Clayton Williams Energy, Inc. (“CWEI”) (NASDAQ:CWEI) today announced that its wholly owned subsidiary, Southwest Royalties, Inc. (“SWR”), has called special meetings of limited partners of each of the 24 limited partnerships for which SWR serves as the general partner (the “SWR Partnerships”) at 10:00 a.m., local time, on March 7, 2012. At the special meetings, limited partners of each of the SWR Partnerships will be asked to approve, among other things, agreements and plans of merger dated as of October 28, 2011, pursuant to which each SWR Partnership will merge into SWR, with SWR being the surviving entity in the merger. Upon consummation of the mergers, the limited partner interests in each of the SWR Partnerships, other than those held by SWR, will be converted into the right to receive cash. SWR will not receive any cash payment for its partnership interests in the partnership. However, as a result of the mergers, SWR will acquire 100% of the assets and liabilities of the SWR partnerships. SWR has set the close of business on January 12, 2012 as the record date for the limited partners who are entitled to notice of, and to vote at, the special meetings or any adjournments or postponements of the special meetings.
Each of the mergers is subject to customary closing conditions, including approval by the limited partners of each of the SWR Partnerships. The merger consideration will be 100% cash and is expected to be approximately $40.2 million in the aggregate for all 24 SWR Partnerships.

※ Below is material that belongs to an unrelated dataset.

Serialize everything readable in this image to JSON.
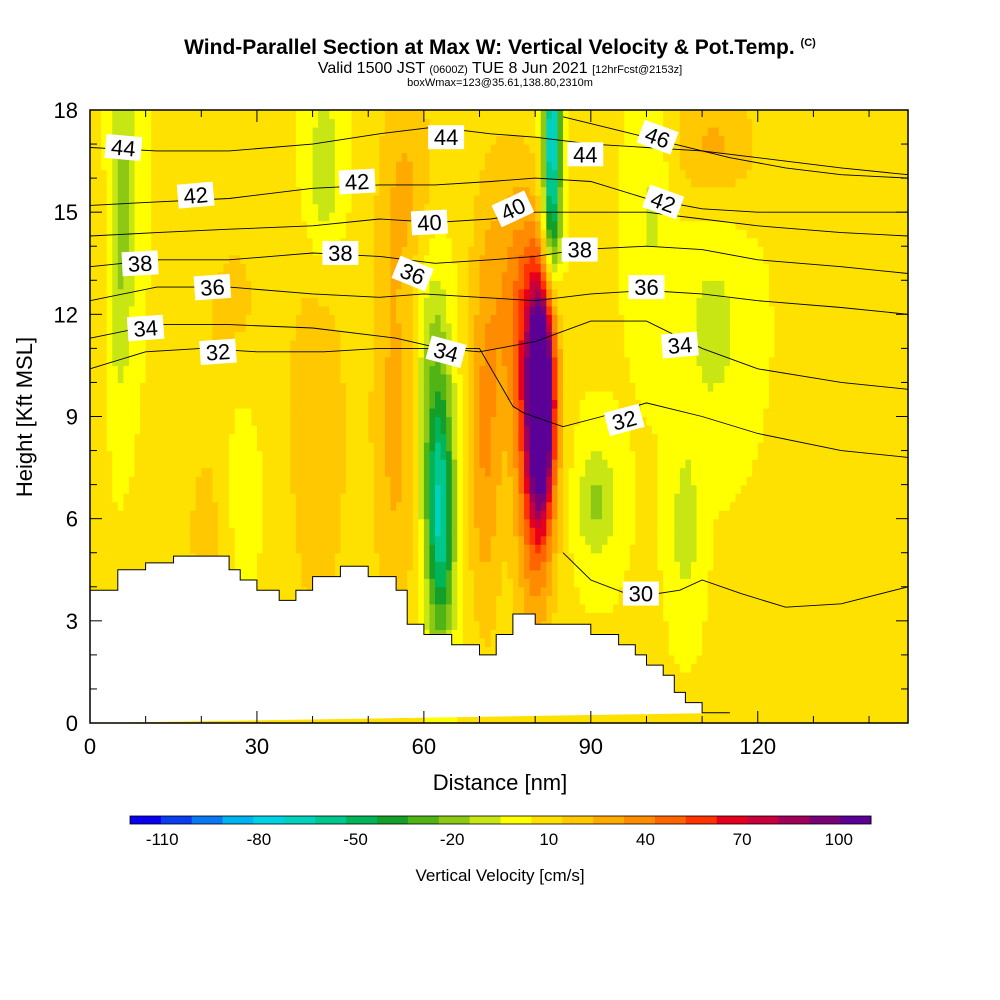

Important information concerning the proposed mergers is contained in proxy statements for each of the SWR Partnerships. These proxy statements are first being mailed to the limited partners of the SWR Partnerships on or about January 18, 2012. Limited partners are urged to read the applicable proxy statement, any related supplements and amendments, and all other related materials carefully, because they contain (and will contain) important information concerning the proposed mergers.